Like Vo, Bachiraju labored underneath the mentorship of Wei, finding out how AI can be utilized to enhance transportation systems with out assuming limitless computing energy. His analysis explored how clever systems skilled to analyze traffic or visible knowledge can nonetheless perform once they’re deployed on smaller, much less highly effective units, reminiscent of traffic cameras at intersections, roadside sensors or compact computer systems embedded in automobiles.
Through one challenge, he redesigned an AI system so it might run sooner and extra effectively on low-power {hardware}, with out shedding accuracy.
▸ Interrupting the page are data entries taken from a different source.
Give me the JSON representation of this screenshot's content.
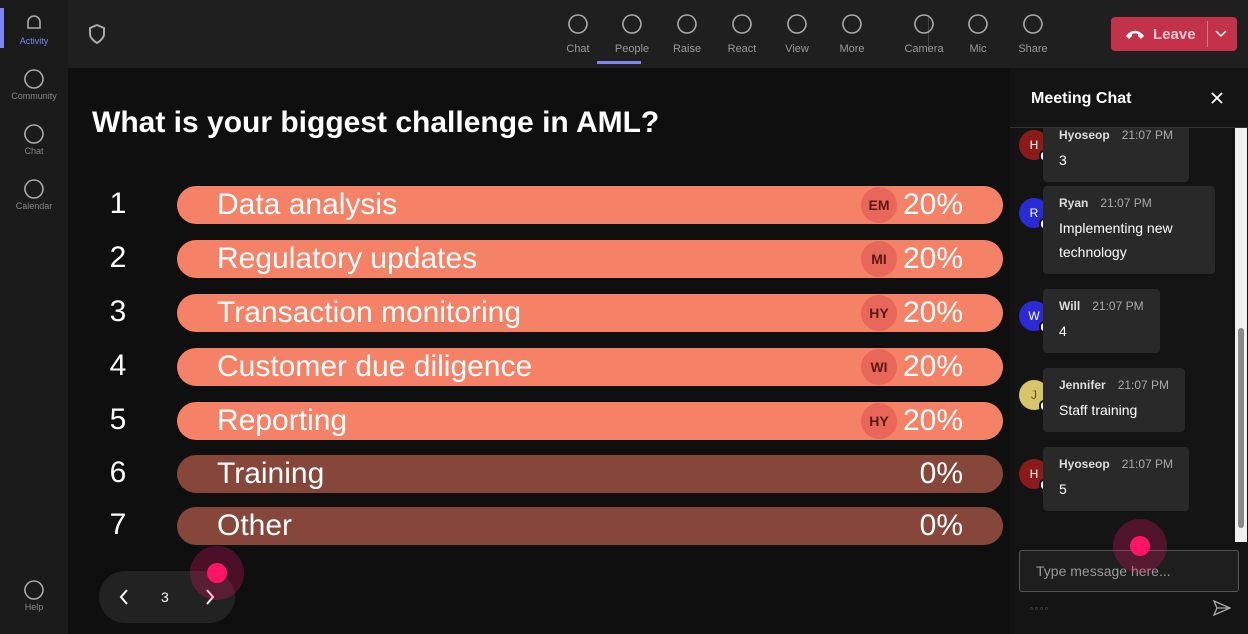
{
  "sidebar": {
    "items": [
      "Activity",
      "Community",
      "Chat",
      "Calendar"
    ],
    "help": "Help"
  },
  "toolbar": {
    "buttons": [
      "Chat",
      "People",
      "Raise",
      "React",
      "View",
      "More",
      "Camera",
      "Mic",
      "Share"
    ],
    "leave": "Leave"
  },
  "poll": {
    "question": "What is your biggest challenge in AML?",
    "options": [
      {
        "number": "1",
        "label": "Data analysis",
        "voter": "EM",
        "percent": "20%"
      },
      {
        "number": "2",
        "label": "Regulatory updates",
        "voter": "MI",
        "percent": "20%"
      },
      {
        "number": "3",
        "label": "Transaction monitoring",
        "voter": "HY",
        "percent": "20%"
      },
      {
        "number": "4",
        "label": "Customer due diligence",
        "voter": "WI",
        "percent": "20%"
      },
      {
        "number": "5",
        "label": "Reporting",
        "voter": "HY",
        "percent": "20%"
      },
      {
        "number": "6",
        "label": "Training",
        "percent": "0%"
      },
      {
        "number": "7",
        "label": "Other",
        "percent": "0%"
      }
    ]
  },
  "pager": {
    "page": "3"
  },
  "chat": {
    "title": "Meeting Chat",
    "messages": [
      {
        "initial": "H",
        "color": "#8b1a1a",
        "author": "Hyoseop",
        "time": "21:07 PM",
        "text": "3"
      },
      {
        "initial": "R",
        "color": "#2b2bd6",
        "author": "Ryan",
        "time": "21:07 PM",
        "text": "Implementing new technology"
      },
      {
        "initial": "W",
        "color": "#2b2bd6",
        "author": "Will",
        "time": "21:07 PM",
        "text": "4"
      },
      {
        "initial": "J",
        "color": "#d8c46a",
        "author": "Jennifer",
        "time": "21:07 PM",
        "text": "Staff training"
      },
      {
        "initial": "H",
        "color": "#8b1a1a",
        "author": "Hyoseop",
        "time": "21:07 PM",
        "text": "5"
      }
    ],
    "input_placeholder": "Type message here..."
  }
}
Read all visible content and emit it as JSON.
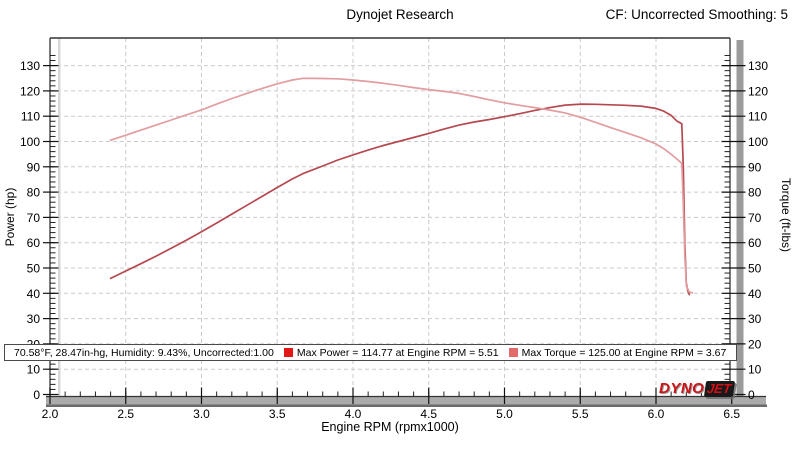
{
  "header": {
    "title": "Dynojet Research",
    "cf_label": "CF: Uncorrected Smoothing: 5"
  },
  "status_bar": {
    "environment": "70.58°F, 28.47in-hg, Humidity: 9.43%, Uncorrected:1.00",
    "max_power_label": "Max Power = 114.77 at Engine RPM = 5.51",
    "max_torque_label": "Max Torque = 125.00 at Engine RPM = 3.67"
  },
  "branding": {
    "logo_part1": "DYNO",
    "logo_part2": "JET"
  },
  "colors": {
    "legend_power": "#e01818",
    "legend_torque": "#e26a6a",
    "grid": "#cbcbcb",
    "axis_line": "#333333",
    "ruler_shadow": "#9b9b9b",
    "bar_gray": "#ababab",
    "bar_shadow": "#6a6a6a"
  },
  "chart_data": {
    "type": "line",
    "title": "Dynojet Research",
    "xlabel": "Engine RPM (rpmx1000)",
    "ylabel_left": "Power (hp)",
    "ylabel_right": "Torque (ft-lbs)",
    "x_range": [
      2.0,
      6.5
    ],
    "y_range": [
      0,
      135
    ],
    "x_major_ticks": [
      2.0,
      2.5,
      3.0,
      3.5,
      4.0,
      4.5,
      5.0,
      5.5,
      6.0,
      6.5
    ],
    "x_minor_step": 0.1,
    "y_major_ticks": [
      0,
      10,
      20,
      30,
      40,
      50,
      60,
      70,
      80,
      90,
      100,
      110,
      120,
      130
    ],
    "y_minor_step": 2,
    "grid": "dashed",
    "legend_position": "bottom status bar",
    "series": [
      {
        "name": "Power",
        "axis": "left",
        "units": "hp",
        "color": "#b6494f",
        "max_value": 114.77,
        "max_at_rpm": 5.51,
        "points": [
          [
            2.4,
            45.9
          ],
          [
            2.5,
            48.8
          ],
          [
            2.6,
            51.7
          ],
          [
            2.7,
            54.7
          ],
          [
            2.8,
            57.8
          ],
          [
            2.9,
            61.0
          ],
          [
            3.0,
            64.3
          ],
          [
            3.1,
            67.8
          ],
          [
            3.2,
            71.3
          ],
          [
            3.3,
            74.8
          ],
          [
            3.4,
            78.3
          ],
          [
            3.5,
            81.8
          ],
          [
            3.6,
            85.2
          ],
          [
            3.67,
            87.3
          ],
          [
            3.8,
            90.3
          ],
          [
            3.9,
            92.7
          ],
          [
            4.0,
            94.7
          ],
          [
            4.1,
            96.6
          ],
          [
            4.2,
            98.4
          ],
          [
            4.3,
            100.0
          ],
          [
            4.4,
            101.6
          ],
          [
            4.5,
            103.2
          ],
          [
            4.6,
            104.9
          ],
          [
            4.7,
            106.5
          ],
          [
            4.8,
            107.7
          ],
          [
            4.9,
            108.7
          ],
          [
            5.0,
            109.8
          ],
          [
            5.1,
            111.0
          ],
          [
            5.2,
            112.3
          ],
          [
            5.3,
            113.4
          ],
          [
            5.4,
            114.4
          ],
          [
            5.51,
            114.77
          ],
          [
            5.6,
            114.7
          ],
          [
            5.7,
            114.5
          ],
          [
            5.8,
            114.3
          ],
          [
            5.9,
            114.0
          ],
          [
            6.0,
            113.1
          ],
          [
            6.05,
            112.0
          ],
          [
            6.1,
            110.3
          ],
          [
            6.14,
            108.0
          ],
          [
            6.17,
            107.0
          ],
          [
            6.18,
            90.0
          ],
          [
            6.19,
            60.0
          ],
          [
            6.2,
            44.0
          ],
          [
            6.21,
            41.0
          ],
          [
            6.22,
            39.5
          ]
        ]
      },
      {
        "name": "Torque",
        "axis": "right",
        "units": "ft-lbs",
        "color": "#e29da1",
        "max_value": 125.0,
        "max_at_rpm": 3.67,
        "points": [
          [
            2.4,
            100.5
          ],
          [
            2.5,
            102.5
          ],
          [
            2.6,
            104.5
          ],
          [
            2.7,
            106.5
          ],
          [
            2.8,
            108.5
          ],
          [
            2.9,
            110.5
          ],
          [
            3.0,
            112.5
          ],
          [
            3.1,
            114.8
          ],
          [
            3.2,
            117.0
          ],
          [
            3.3,
            119.0
          ],
          [
            3.4,
            121.0
          ],
          [
            3.5,
            122.8
          ],
          [
            3.6,
            124.3
          ],
          [
            3.67,
            125.0
          ],
          [
            3.8,
            124.9
          ],
          [
            3.9,
            124.8
          ],
          [
            4.0,
            124.3
          ],
          [
            4.1,
            123.7
          ],
          [
            4.2,
            123.0
          ],
          [
            4.3,
            122.2
          ],
          [
            4.4,
            121.3
          ],
          [
            4.5,
            120.5
          ],
          [
            4.6,
            119.8
          ],
          [
            4.7,
            119.0
          ],
          [
            4.8,
            117.8
          ],
          [
            4.9,
            116.5
          ],
          [
            5.0,
            115.3
          ],
          [
            5.1,
            114.3
          ],
          [
            5.2,
            113.4
          ],
          [
            5.3,
            112.4
          ],
          [
            5.4,
            111.3
          ],
          [
            5.51,
            109.4
          ],
          [
            5.6,
            107.6
          ],
          [
            5.7,
            105.5
          ],
          [
            5.8,
            103.5
          ],
          [
            5.9,
            101.5
          ],
          [
            6.0,
            99.0
          ],
          [
            6.05,
            97.2
          ],
          [
            6.1,
            95.0
          ],
          [
            6.15,
            92.5
          ],
          [
            6.17,
            91.3
          ],
          [
            6.18,
            75.0
          ],
          [
            6.19,
            55.0
          ],
          [
            6.2,
            43.0
          ],
          [
            6.22,
            40.5
          ],
          [
            6.24,
            40.2
          ]
        ]
      }
    ]
  }
}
In one other, he examined why some giant AI fashions devour a lot power and the way they is perhaps redesigned to use much less.
“In urban and edge environments, constraints aren’t something you can ignore,” Bachiraju says. “They’re the design goal.”
Why undergraduate analysis issues
A hands-on, exploratory method to analysis is central to why the CRA Outstanding Undergraduate Researcher Awards exist, says Nadya Bliss, government director of the ASU Advanced Capabilities for National Security Institute and a former chair of the CRA Computing Community Consortium.
And having 4 students acknowledged by the CRA in the similar yr is a degree of satisfaction for ASU and the School of Computing and Augmented Intelligence.
“Undergraduate research is where students first encounter the real nature of computing,” Bliss says. “They learn the way to work via open-ended problems, to iterate, to fail and to adapt. That expertise prepares them to tackle the challenges of each in the present day and tomorrow.”